Obama on ISIS: 'If You Threaten America, You Will Find No Safe Haven'
The U.S. will send 475 additional service members to Iraq and expand its airstrike campaign there.
President Obama outlined Wednesday the U.S. strategy to combat an Islamic militant group that has swept through Iraq and Syria in recent months, killing hundreds of civilians and two American journalists.
"If you threaten America, you will find no safe haven," the president said during a prime-time address to the nation.
Obama has previously said that the U.S. will "degrade and ultimately destroy" the Islamic State in Iraq and Syria. On Wednesday night, he laid out the specifics of the plan to do so, putting the U.S. on the offensive.
"This counterterrorism campaign will be waged through a steady, relentless effort to take out ISIL wherever they exist, using our air power and our support for partner forces on the ground," Obama said, using a different acronym to refer to the group. That campaign includes ISIS targets in Syria, he said.

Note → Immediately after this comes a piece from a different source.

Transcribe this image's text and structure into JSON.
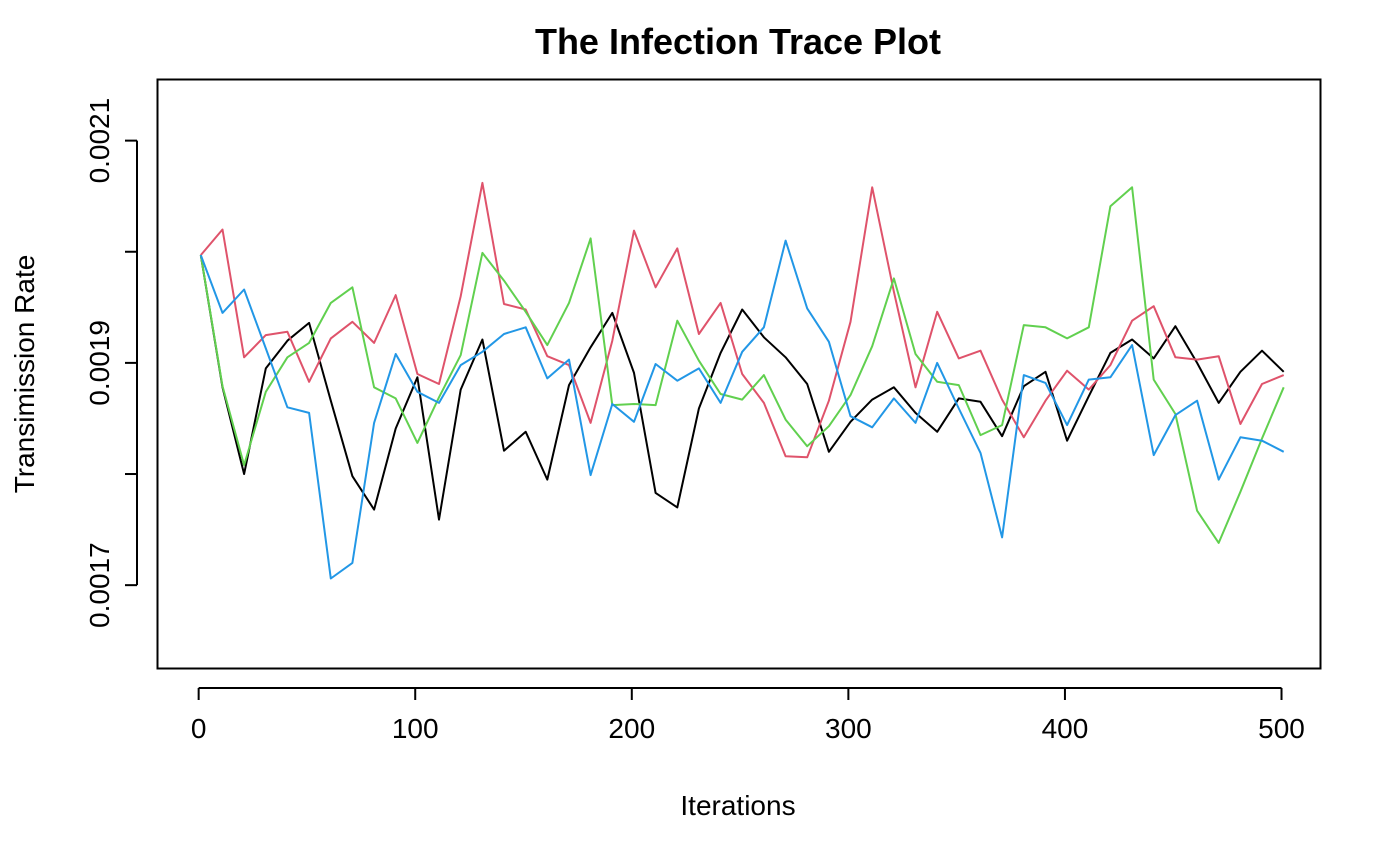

"I have made it clear that we will hunt down terrorists who threaten our country, wherever they are," the president said.
The U.S. will also increase its support of Syrian rebels fighting ISIS in that country, providing training, arms, and equipment. The U.S. will work with a number of nations, Obama said, which could provide airstrike campaigns of their own, as well as training, arms, intelligence, and humanitarian assistance. On Wednesday night, Saudi Arabian officials said they would provide bases to train moderate Syrian opposition fighters per a request by the U.S., The New York Times reported.
On the eve of the 13th anniversary of the Sept. 11 attacks, concerns are on the rise about an attack by ISIS militants on U.S. soil. Obama said on Wednesday that "we have not yet detected specific plotting against the U.S. homeland," but that he is reacting to threats to the U.S. and its allies. He also brought up the danger posed by the return of Europeans and Americans who are fighting alongside ISIS in Iraq and Syria, a concern that has prompted some lawmakers to call for the revocation of those Americans' passports.
The U.S. will also increase its support of Syrian rebels fighting ISIS in that country, providing training, arms, and equipment. The U.S. will work with a number of nations, Obama said, which could provide air strike campaigns of their own, as well as training, arms, intelligence and humanitarian assistance.
The president said that the American offensive against ISIS will be modeled after military operations in Yemen and Somalia, where the U.S. has for years maintained a campaign of drone strikes against terrorists in cooperation with local intelligence services. Most recently, an airstrike in Somalia killed Ahmed Godane, the founder of an al-Qaida offshoot known as al-Shabaab.
Obama will work with Congress "as a partner" in planning the U.S. campaign against ISIS, a senior White House official said before Wednesday evening's speech. Three of the four top congressional leaders kept their silence on the subject of the new campaign ahead of Obama's address, with only Senate Minority Leader Mitch McConnell calling for the president to seek congressional approval "whatever he decides to do."
Congressional responses to Obama's speech quickly rolled in Wednesday night. "Now that a strategy has been outlined, it is critical that Congress and the American people come together in solidarity to support the president and our armed forces," Sen. Dianne Feinstein, D-Calif., said in a statement.
In an interview with CNN's newest political correspondent, former White House press secretary Jay Carney, Sen. John McCain, R.-Ariz., pushed back against the president's characterization of the situation in Iraq and Syria. "The fact he didn't leave a residual force in Iraq is the reason we're facing ISIS today," McCain said. "To say that America is safer, and that the situation is very much like Yemen and Somalia shows me that the president really doesn't have a grasp for how serious the threat of ISIS is."